The researchers are continuing to study exactly how the ISR disrupts cognition in aging and other conditions and to understand how long ISRIB’s cognitive benefits may last. Among other puzzles raised by the new findings is the discovery that ISRIB also alters the function of the immune system’s T cells, which also are prone to age-related dysfunction. The findings suggest another path by which the drug could be improving cognition in aged animals, and could have implications for diseases from Alzheimer’s to diabetes that have been linked to heightened inflammation caused by an aging immune system.

“This was very exciting to me because we know that aging has a profound and persistent effect on T cells and that these changes can affect brain function in the hippocampus,” said Rosi. “At the moment, this is just an interesting observation, but it gives us a very exciting set of biological puzzles to solve.”

Rosi and Walter were introduced by neuroscientist Regis Kelly, PhD, executive director of the University of California’s QB3 biotech innovation hub, following Walter’s 2013 study showing that the drug seemed to instantly enhance cognitive abilities in healthy mice.

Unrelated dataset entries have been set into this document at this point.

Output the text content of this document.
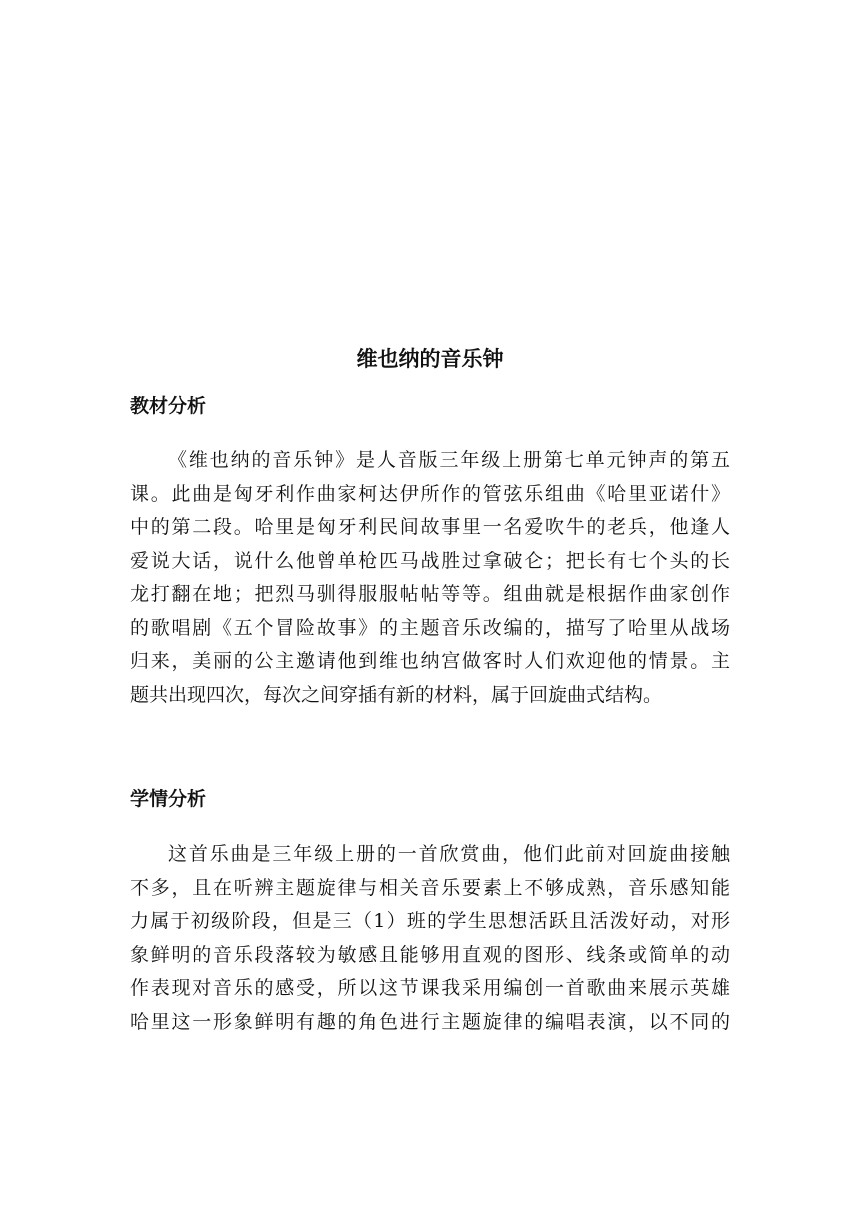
维也纳的音乐钟
教材分析
《维也纳的音乐钟》是人音版三年级上册第七单元钟声的第五
课。此曲是匈牙利作曲家柯达伊所作的管弦乐组曲《哈里亚诺什》
中的第二段。哈里是匈牙利民间故事里一名爱吹牛的老兵，他逢人
爱说大话，说什么他曾单枪匹马战胜过拿破仑；把长有七个头的长
龙打翻在地；把烈马驯得服服帖帖等等。组曲就是根据作曲家创作
的歌唱剧《五个冒险故事》的主题音乐改编的，描写了哈里从战场
归来，美丽的公主邀请他到维也纳宫做客时人们欢迎他的情景。主
题共出现四次，每次之间穿插有新的材料，属于回旋曲式结构。
学情分析
这首乐曲是三年级上册的一首欣赏曲，他们此前对回旋曲接触
不多，且在听辨主题旋律与相关音乐要素上不够成熟，音乐感知能
力属于初级阶段，但是三（1）班的学生思想活跃且活泼好动，对形
象鲜明的音乐段落较为敏感且能够用直观的图形、线条或简单的动
作表现对音乐的感受，所以这节课我采用编创一首歌曲来展示英雄
哈里这一形象鲜明有趣的角色进行主题旋律的编唱表演，以不同的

To Rosi, the results from that study implied some walled-off cognitive potential in the brain that the molecule was somehow unlocking, and she wondered if this extra cognitive boost might benefit patients with neurological damage from traumatic brain injury.

The labs joined forces to study the question in mice, and were astounded by what they found. ISRIB didn’t just make up for some of the cognitive deficits in mice with traumatic brain injury – it erased them. “This had never been seen before,” Rosi said. “The mantra in the field was that brain damage is permanent – irreversible. How could a single treatment with a small molecule make them disappear overnight?”

Further studies demonstrated that neurons throughout the brains of animals with traumatic brain injury are thoroughly jammed up by the ISR. Using ISRIB to release those brakes lets brain cells immediately get back to their normal business. More recently, studies in animals with very mild repetitive brain injury – akin to pro athletes who experience many mild concussions over many years – showed that ISRIB could reverse increased risk-taking behavior associated with damage to self-control circuits in the frontal cortex.

“It’s not often that you find a drug candidate that shows so much potential and promise,” Walter says, calling it “just amazing”.